トヨタは現在、人気コンパクトモデルであるヤリスの第5世代を開発中と見られるが、発売時期や価格に関する情報を入手した。

初代ヤリスは1999年に誕生、日本では第3世代までヴィッツの車名で販売されていた欧州Bセグメントモデルだ。2020年の第4世代からは日本でも海外同様に、ヤリスの名で統一された。

その後、2024年1月17日にヤリス クロスと共に一部改良。このフェイスリフトでは、ラジエーターグリルのデザインが変更され“G”と“Z”はメーター部が7.0インチTFTカラーマルチインフォメーションディスプレイとなったほか、ディスプレイオーディオを採用(“X”はメーカーオプション、それ以外のグレードは標準装備)。“X”には“ナビレディパッケージ”のメーカーオプションも設定された。
2020年からすでに6年が経過しているが、2025年でも年間販売台数は16万6533台と、2位カローラに大きな差をつけ堂々の1位に君臨している。その存在感は色褪せていないが、その地位を不動のものにするべく、ついに世代交代が行なわれるようだ。
現段階でスクープ班がつかんでいる次期型デザイン最大の注目は、ブランドのアイデンティティデザインとなっている“ハンマーヘッド”の採用だろう。現行型の大型ヘッドライトと比較すると、かなりシャープなイメージだ。また、ノーズは現行型のラウンドしたシルエットから傾斜した鋭いデザインとなって上部グリルと統合され、下部にはメッシュパターンの大型グリルが装備されている。
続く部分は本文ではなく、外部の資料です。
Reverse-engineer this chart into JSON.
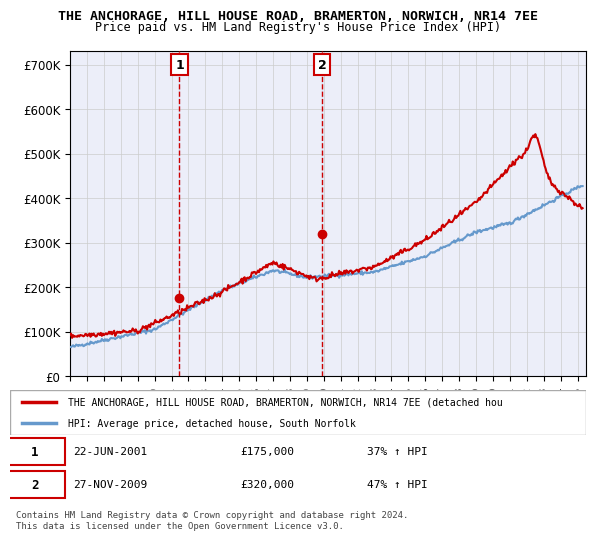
{
  "title1": "THE ANCHORAGE, HILL HOUSE ROAD, BRAMERTON, NORWICH, NR14 7EE",
  "title2": "Price paid vs. HM Land Registry's House Price Index (HPI)",
  "ylabel_ticks": [
    "£0",
    "£100K",
    "£200K",
    "£300K",
    "£400K",
    "£500K",
    "£600K",
    "£700K"
  ],
  "ytick_vals": [
    0,
    100000,
    200000,
    300000,
    400000,
    500000,
    600000,
    700000
  ],
  "ylim": [
    0,
    730000
  ],
  "xlim_start": 1995.0,
  "xlim_end": 2025.5,
  "sale1_x": 2001.47,
  "sale1_y": 175000,
  "sale2_x": 2009.9,
  "sale2_y": 320000,
  "line_color_red": "#cc0000",
  "line_color_blue": "#6699cc",
  "dashed_color": "#cc0000",
  "legend_label_red": "THE ANCHORAGE, HILL HOUSE ROAD, BRAMERTON, NORWICH, NR14 7EE (detached hou",
  "legend_label_blue": "HPI: Average price, detached house, South Norfolk",
  "footer": "Contains HM Land Registry data © Crown copyright and database right 2024.\nThis data is licensed under the Open Government Licence v3.0.",
  "xtick_years": [
    1995,
    1996,
    1997,
    1998,
    1999,
    2000,
    2001,
    2002,
    2003,
    2004,
    2005,
    2006,
    2007,
    2008,
    2009,
    2010,
    2011,
    2012,
    2013,
    2014,
    2015,
    2016,
    2017,
    2018,
    2019,
    2020,
    2021,
    2022,
    2023,
    2024,
    2025
  ]
}
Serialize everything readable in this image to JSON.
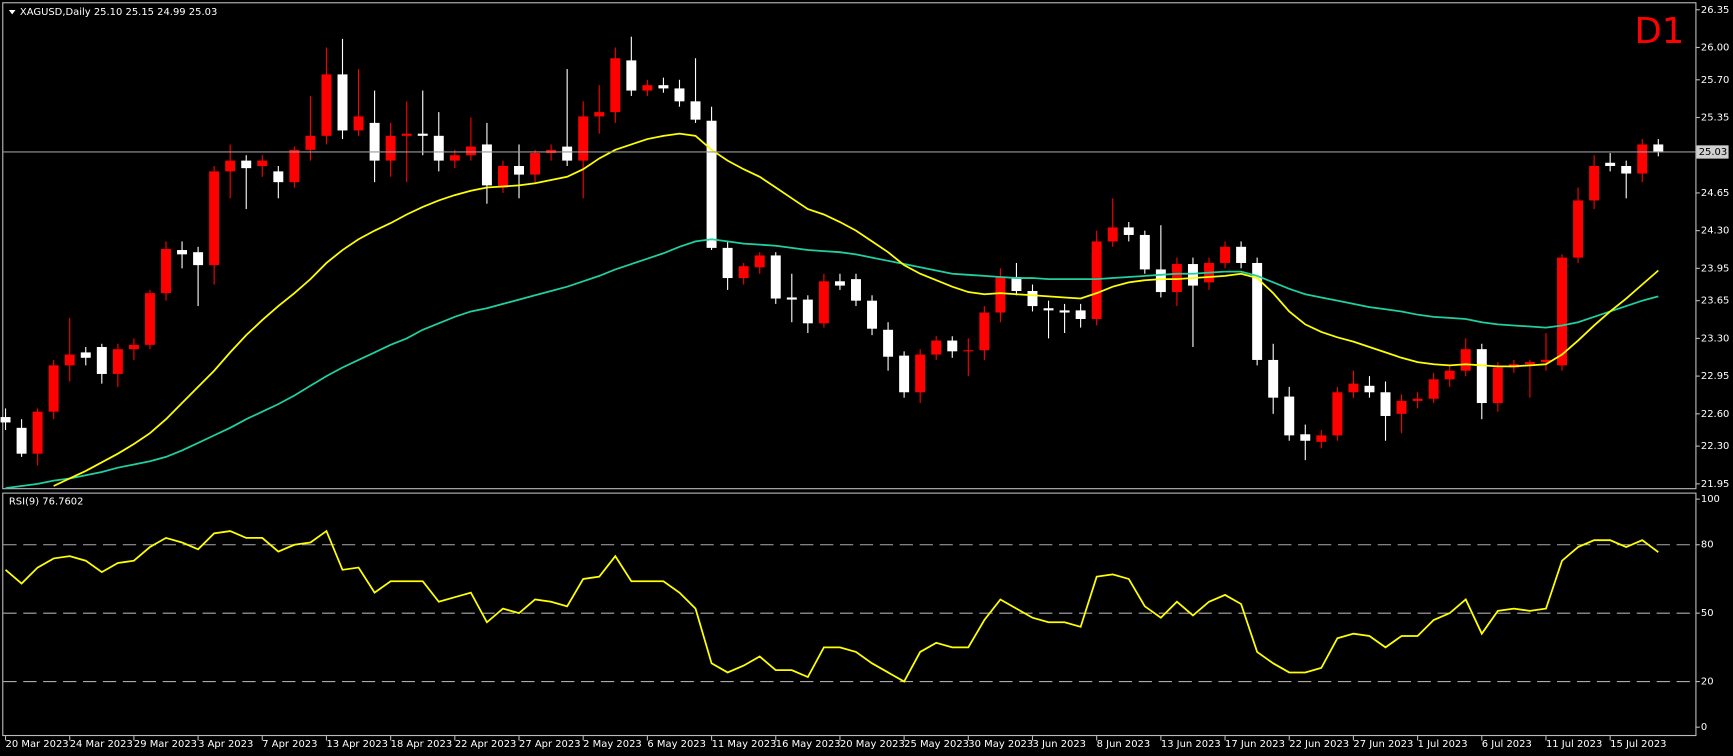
{
  "chart_data": [
    {
      "type": "candlestick",
      "title": "XAGUSD,Daily  25.10 25.15 24.99 25.03",
      "timeframe": "D1",
      "categories": [
        "20 Mar 2023",
        null,
        null,
        null,
        "24 Mar 2023",
        null,
        null,
        null,
        "29 Mar 2023",
        null,
        null,
        null,
        "3 Apr 2023",
        null,
        null,
        null,
        "7 Apr 2023",
        null,
        null,
        null,
        "13 Apr 2023",
        null,
        null,
        null,
        "18 Apr 2023",
        null,
        null,
        null,
        "22 Apr 2023",
        null,
        null,
        null,
        "27 Apr 2023",
        null,
        null,
        null,
        "2 May 2023",
        null,
        null,
        null,
        "6 May 2023",
        null,
        null,
        null,
        "11 May 2023",
        null,
        null,
        null,
        "16 May 2023",
        null,
        null,
        null,
        "20 May 2023",
        null,
        null,
        null,
        "25 May 2023",
        null,
        null,
        null,
        "30 May 2023",
        null,
        null,
        null,
        "3 Jun 2023",
        null,
        null,
        null,
        "8 Jun 2023",
        null,
        null,
        null,
        "13 Jun 2023",
        null,
        null,
        null,
        "17 Jun 2023",
        null,
        null,
        null,
        "22 Jun 2023",
        null,
        null,
        null,
        "27 Jun 2023",
        null,
        null,
        null,
        "1 Jul 2023",
        null,
        null,
        null,
        "6 Jul 2023",
        null,
        null,
        null,
        "11 Jul 2023",
        null,
        null,
        null,
        "15 Jul 2023",
        null,
        null,
        null
      ],
      "open": [
        22.57,
        22.47,
        22.23,
        22.62,
        23.05,
        23.17,
        23.22,
        22.97,
        23.2,
        23.24,
        23.72,
        24.12,
        24.1,
        23.98,
        24.85,
        24.95,
        24.9,
        24.85,
        24.75,
        25.05,
        25.18,
        25.75,
        25.23,
        25.3,
        24.95,
        25.18,
        25.2,
        25.18,
        24.95,
        25.0,
        25.1,
        24.7,
        24.9,
        24.82,
        25.02,
        25.08,
        24.95,
        25.36,
        25.4,
        25.88,
        25.6,
        25.65,
        25.62,
        25.5,
        25.32,
        24.14,
        23.86,
        23.96,
        24.07,
        23.68,
        23.66,
        23.44,
        23.83,
        23.85,
        23.65,
        23.38,
        23.14,
        22.8,
        23.15,
        23.28,
        23.18,
        23.19,
        23.54,
        23.87,
        23.74,
        23.58,
        23.56,
        23.56,
        23.48,
        24.2,
        24.33,
        24.26,
        23.94,
        23.73,
        23.99,
        23.82,
        24.0,
        24.15,
        24.0,
        23.1,
        22.76,
        22.41,
        22.34,
        22.4,
        22.8,
        22.86,
        22.8,
        22.6,
        22.72,
        22.74,
        22.92,
        23.0,
        23.2,
        22.7,
        23.03,
        23.06,
        23.08,
        23.05,
        24.05,
        24.58,
        24.93,
        24.9,
        24.83,
        25.1
      ],
      "high": [
        22.65,
        22.55,
        22.65,
        23.1,
        23.49,
        23.22,
        23.25,
        23.25,
        23.3,
        23.75,
        24.2,
        24.2,
        24.15,
        24.9,
        25.1,
        25.0,
        25.0,
        24.9,
        25.08,
        25.55,
        26.0,
        26.08,
        25.8,
        25.6,
        25.3,
        25.5,
        25.6,
        25.4,
        25.05,
        25.35,
        25.3,
        24.95,
        25.1,
        25.05,
        25.1,
        25.8,
        25.5,
        25.65,
        26.0,
        26.1,
        25.7,
        25.72,
        25.7,
        25.9,
        25.45,
        24.2,
        24.0,
        24.1,
        24.1,
        23.9,
        23.7,
        23.9,
        23.9,
        23.9,
        23.7,
        23.45,
        23.18,
        23.2,
        23.32,
        23.32,
        23.3,
        23.6,
        23.95,
        24.0,
        23.8,
        23.65,
        23.62,
        23.62,
        24.3,
        24.6,
        24.38,
        24.3,
        24.35,
        24.05,
        24.05,
        24.05,
        24.2,
        24.2,
        24.05,
        23.25,
        22.85,
        22.5,
        22.45,
        22.85,
        23.0,
        22.95,
        22.9,
        22.78,
        22.8,
        22.98,
        23.05,
        23.3,
        23.25,
        23.08,
        23.1,
        23.1,
        23.35,
        24.08,
        24.7,
        25.0,
        25.02,
        24.95,
        25.15,
        25.15
      ],
      "low": [
        22.45,
        22.2,
        22.12,
        22.55,
        22.9,
        23.05,
        22.88,
        22.85,
        23.1,
        23.2,
        23.65,
        23.95,
        23.6,
        23.8,
        24.6,
        24.5,
        24.8,
        24.6,
        24.7,
        24.95,
        25.1,
        25.15,
        25.18,
        24.75,
        24.8,
        24.75,
        25.0,
        24.85,
        24.88,
        24.95,
        24.55,
        24.65,
        24.6,
        24.75,
        24.95,
        24.9,
        24.6,
        25.2,
        25.3,
        25.55,
        25.55,
        25.58,
        25.45,
        25.3,
        24.12,
        23.75,
        23.8,
        23.9,
        23.62,
        23.45,
        23.35,
        23.4,
        23.75,
        23.6,
        23.33,
        23.0,
        22.75,
        22.7,
        23.1,
        23.12,
        22.95,
        23.1,
        23.45,
        23.7,
        23.55,
        23.3,
        23.35,
        23.4,
        23.42,
        24.15,
        24.2,
        23.9,
        23.68,
        23.6,
        23.22,
        23.75,
        23.95,
        23.95,
        23.05,
        22.6,
        22.35,
        22.17,
        22.28,
        22.35,
        22.75,
        22.75,
        22.35,
        22.42,
        22.65,
        22.7,
        22.85,
        22.95,
        22.55,
        22.62,
        22.98,
        22.75,
        23.0,
        23.0,
        24.0,
        24.5,
        24.85,
        24.6,
        24.75,
        24.99
      ],
      "close": [
        22.52,
        22.23,
        22.62,
        23.05,
        23.15,
        23.12,
        22.97,
        23.2,
        23.24,
        23.72,
        24.13,
        24.08,
        23.98,
        24.85,
        24.95,
        24.88,
        24.95,
        24.75,
        25.05,
        25.18,
        25.75,
        25.23,
        25.36,
        24.95,
        25.18,
        25.2,
        25.18,
        24.95,
        25.0,
        25.08,
        24.72,
        24.9,
        24.82,
        25.02,
        25.05,
        24.95,
        25.36,
        25.4,
        25.9,
        25.6,
        25.65,
        25.62,
        25.5,
        25.33,
        24.14,
        23.86,
        23.97,
        24.07,
        23.67,
        23.66,
        23.44,
        23.83,
        23.79,
        23.65,
        23.39,
        23.13,
        22.8,
        23.15,
        23.28,
        23.18,
        23.19,
        23.54,
        23.87,
        23.74,
        23.6,
        23.56,
        23.54,
        23.48,
        24.2,
        24.33,
        24.26,
        23.94,
        23.73,
        23.99,
        23.79,
        24.0,
        24.15,
        24.0,
        23.1,
        22.75,
        22.4,
        22.35,
        22.4,
        22.8,
        22.88,
        22.8,
        22.58,
        22.72,
        22.74,
        22.92,
        23.0,
        23.2,
        22.7,
        23.03,
        23.06,
        23.08,
        23.1,
        24.05,
        24.58,
        24.9,
        24.9,
        24.83,
        25.1,
        25.03
      ],
      "up_color": "#ff0000",
      "down_color": "#ffffff",
      "lines": [
        {
          "color": "#20d0a0",
          "values": [
            21.91,
            21.93,
            21.95,
            21.98,
            22.0,
            22.03,
            22.06,
            22.1,
            22.13,
            22.16,
            22.2,
            22.26,
            22.33,
            22.4,
            22.47,
            22.55,
            22.62,
            22.69,
            22.77,
            22.86,
            22.95,
            23.03,
            23.1,
            23.17,
            23.24,
            23.3,
            23.38,
            23.44,
            23.5,
            23.55,
            23.58,
            23.62,
            23.66,
            23.7,
            23.74,
            23.78,
            23.83,
            23.88,
            23.94,
            23.99,
            24.04,
            24.09,
            24.15,
            24.2,
            24.22,
            24.2,
            24.18,
            24.17,
            24.16,
            24.14,
            24.12,
            24.11,
            24.1,
            24.08,
            24.05,
            24.02,
            23.99,
            23.96,
            23.93,
            23.9,
            23.89,
            23.88,
            23.87,
            23.86,
            23.86,
            23.85,
            23.85,
            23.85,
            23.85,
            23.86,
            23.87,
            23.88,
            23.89,
            23.9,
            23.9,
            23.91,
            23.92,
            23.92,
            23.88,
            23.82,
            23.76,
            23.71,
            23.68,
            23.65,
            23.62,
            23.59,
            23.57,
            23.55,
            23.52,
            23.5,
            23.49,
            23.48,
            23.45,
            23.43,
            23.42,
            23.41,
            23.4,
            23.42,
            23.45,
            23.5,
            23.55,
            23.6,
            23.65,
            23.69
          ]
        },
        {
          "color": "#ffff00",
          "values": [
            null,
            null,
            null,
            21.93,
            22.0,
            22.07,
            22.15,
            22.23,
            22.32,
            22.42,
            22.55,
            22.7,
            22.85,
            23.0,
            23.17,
            23.33,
            23.47,
            23.6,
            23.72,
            23.85,
            24.0,
            24.12,
            24.22,
            24.3,
            24.37,
            24.45,
            24.52,
            24.58,
            24.63,
            24.67,
            24.7,
            24.71,
            24.72,
            24.74,
            24.77,
            24.8,
            24.87,
            24.97,
            25.05,
            25.1,
            25.15,
            25.18,
            25.2,
            25.18,
            25.05,
            24.95,
            24.87,
            24.8,
            24.7,
            24.6,
            24.5,
            24.45,
            24.38,
            24.3,
            24.2,
            24.1,
            23.98,
            23.9,
            23.84,
            23.78,
            23.73,
            23.71,
            23.72,
            23.71,
            23.7,
            23.69,
            23.68,
            23.67,
            23.72,
            23.78,
            23.82,
            23.84,
            23.85,
            23.85,
            23.86,
            23.87,
            23.88,
            23.9,
            23.86,
            23.72,
            23.55,
            23.43,
            23.36,
            23.31,
            23.27,
            23.22,
            23.17,
            23.12,
            23.08,
            23.06,
            23.05,
            23.06,
            23.05,
            23.04,
            23.04,
            23.05,
            23.06,
            23.15,
            23.28,
            23.42,
            23.55,
            23.67,
            23.8,
            23.93
          ]
        }
      ],
      "ylim": [
        21.9,
        26.42
      ],
      "yticks": [
        {
          "value": 26.35,
          "label": "26.35"
        },
        {
          "value": 26,
          "label": "26.00"
        },
        {
          "value": 25.7,
          "label": "25.70"
        },
        {
          "value": 25.35,
          "label": "25.35"
        },
        {
          "value": 24.65,
          "label": "24.65"
        },
        {
          "value": 24.3,
          "label": "24.30"
        },
        {
          "value": 23.95,
          "label": "23.95"
        },
        {
          "value": 23.65,
          "label": "23.65"
        },
        {
          "value": 23.3,
          "label": "23.30"
        },
        {
          "value": 22.95,
          "label": "22.95"
        },
        {
          "value": 22.6,
          "label": "22.60"
        },
        {
          "value": 22.3,
          "label": "22.30"
        },
        {
          "value": 21.95,
          "label": "21.95"
        }
      ]
    },
    {
      "type": "line",
      "label": "RSI(9)",
      "color": "#ffff00",
      "values": [
        69,
        63,
        70,
        74,
        75,
        73,
        68,
        72,
        73,
        79,
        83,
        81,
        78,
        85,
        86,
        83,
        83,
        77,
        80,
        81,
        86,
        69,
        70,
        59,
        64,
        64,
        64,
        55,
        57,
        59,
        46,
        52,
        50,
        56,
        55,
        53,
        65,
        66,
        75,
        64,
        64,
        64,
        59,
        52,
        28,
        24,
        27,
        31,
        25,
        25,
        22,
        35,
        35,
        33,
        28,
        24,
        20,
        33,
        37,
        35,
        35,
        47,
        56,
        52,
        48,
        46,
        46,
        44,
        66,
        67,
        65,
        53,
        48,
        55,
        49,
        55,
        58,
        54,
        33,
        28,
        24,
        24,
        26,
        39,
        41,
        40,
        35,
        40,
        40,
        47,
        50,
        56,
        41,
        51,
        52,
        51,
        52,
        73,
        79,
        82,
        82,
        79,
        82,
        76.7602
      ],
      "ylim": [
        -3.9,
        102.4
      ],
      "yticks": [
        100,
        80,
        50,
        20,
        0
      ],
      "levels": [
        80,
        50,
        20
      ]
    }
  ]
}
全体的にグリルがコンパクトになり、やはりスポーツ感が大幅にアップされたイメージが期待できそうだ。
側面では、タイヤハウスアーチにウレタンバーを装飾、後部へ向かって下がっていたキャラクターラインは上昇しスピード感を感じさせ、リヤクォーターウィンドウのキックアップも、より明確なものにデザインされている。
ボディサイズも拡大される可能性が高いこともわかった。全長3950mm(+10mm)、ホイールベース2600mm(+10mm)という情報を得ているので、居住空間も向上しそうだ。
キャビン内は独立型のインフォテイメントディスプレイレイアウトを継承するものと見られるが、フルデジタルインストルメントクラスターとともに、より大型化、最新のAIを搭載し、会話でさまざまな機能を素早くコントロールすることが可能となるだろう。
注目は心臓部だ。トヨタは電動化を前提とした⼩型・⾼効率・⾼出⼒な排気量1.5Lと2.0Lの直列4気筒エンジンを開発中であることを発表している。おそらく、ヤリス次期型には、この新開発の1.5L 直列4気筒を搭載、最高出力は135psへと向上、現行型の直列3気筒ダイナミックフォースエンジンよりハイパフォーマンスが期待できる。
また、同エンジンにデュアルモーターを搭載するハイブリッドの設定も濃厚だが、期待されたBEV(純電気自動車)は、市場の伸び悩みから見送られる可能性が高いようだ。
最新情報によると、次期型ヤリスのワールドプレミアは、2027年秋ごろということだ。また、価格は全グレードが値上げとなる一方、価格を抑えた新エントリーモデルを投入することで、幅広いラインアップが提供されるものと予想される。